Замок La Rose de gloire
Пятью годами позже Раймон вновь вернулся к планам отыскать заколдованный замок LaRosedegloireи выяснить, что же стало с прекрасной Глорией и их общим ребенком. Мучаясь от одолевающей его подагры и в очередной раз предчувствуя свою смерть, Раймон вручил мне ларец с драгоценностями, которые я должен был передать наследнику или наследнице.
Я хотел собрать отряд, который бы повел молодой и свободный рыцарь, но Раймон настоял на том, чтобы я отправился лично. По хитрому выражению его лица я понял, что он что-то задумал, и не стал спорить.
Этот поход отнял у меня пару месяцев и был менее приятным, нежели тот, в котором мы бросили вызов госпоже черной смерти. Впрочем, тогда я был молод, и хотя бы часть пути мы продвигались по богатому и веселому краю, где на каждом шагу нам встречались кабаки и гостиницы, церкви и приходы, где можно было остановиться в деревне и получить там ужин, достойный самого короля. Теперь же я продирался по истощенной войной земле, то и дело натыкаясь на пепелища деревень и руины крепостей. Что же сделали эти проклятые крестоносцы с моей землей?!
Я вспоминал, картины прошлого вставали передо мной с такой небывалой ясностью, что я словно грезил наяву. А за мною следом шли юноши с гербами своих отцов, которые не знали той Тулузы, которую знал я, – настоящей Тулузы! Хотя не была ли Тулуза, о которой я вспоминал, лишь прекрасным сном, который навестил нас, поманив мечтой о рае, для того чтобы исчезнуть, ввергнув нас, еще живых, в настоящий ад?
Герб Тулузы, который мы носили на своих плащах как знак приверженности Раймону, открывал для нас двери уцелевших домов и крепостей.
Удивительно, но после картины разрушений в тулузских землях неприветливая Наварра не показалась мне такой безобразной, как в прошлый раз. Снова среди гор виднелись башни замков, и снова их пожирал туман, но я знал, что все эти замки живы, в то время как от многих прекраснейших замков моего графства ныне остались одни лишь воспоминания. Давным-давно они превратились в прекрасный сон, продолжая жить в памяти стариков.
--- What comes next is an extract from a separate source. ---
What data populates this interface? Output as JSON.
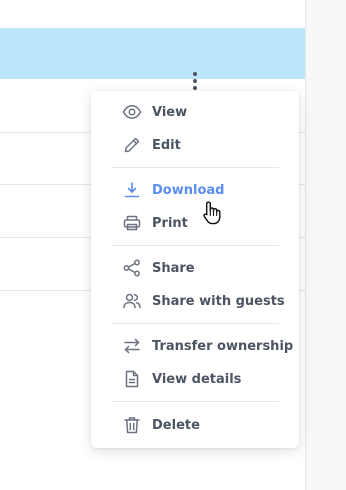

Замок LaRosedegloireбыл разрушен, от всего его былого великолепия осталась одна-единственная почерневшая от бушующего здесь сколько-то лет назад пламени стена. В принадлежавшей LaRosedegloireдеревне, расположенной у подножия горы, куда вела разбитая дорога, нам рассказали, что замок был захвачен еще Ричардом Львиное Сердце, считавшим, что в замке прекрасных донн спрятан Священный Грааль, поиску которого, по всей видимости, безземельный король посвятил всю свою жизнь.
По словам крестьянина, в доме которого я и двое моих оруженосцев остались переночевать, Глория и ее сестра Розамунда погибли во время осады. Что же касается ребенка хозяйки замка, то меньше чем через год после посещения замка наследником тулузского престола у хозяйки родилась девочка. Госпожа назвала ее Раймондой, она осталась жива после падения крепости, так как в возрасте четырнадцати лет, то есть за два года до несчастья, была выдана замуж за благородного рыцаря из Каркассона, с которым она и покинула этот горный край.
Я решил передать услышанное Раймону, так как понятия не имел, куда именно увела Аделаида каркассонских катар и где она сама.
Прощаясь с нами, крестьянин добавил, что несколькими годами раньше его уже расспрашивали прибывшие из Тулузы люди. После чего мы двинулись в обратный путь.
Первое, что мы услышали, едва только наши кони вступили на землю Тулузы, была радостная новость о том, что наш злейший враг Симон де Монфор наконец-то отправился ко всем чертям. Должно быть, Господь внял нашим молитвам, избавив своих верных сыновей от этого упыря. Радостный и счастливый, я был готов загнать коней, лишь бы только быстрее предстать перед моим господином.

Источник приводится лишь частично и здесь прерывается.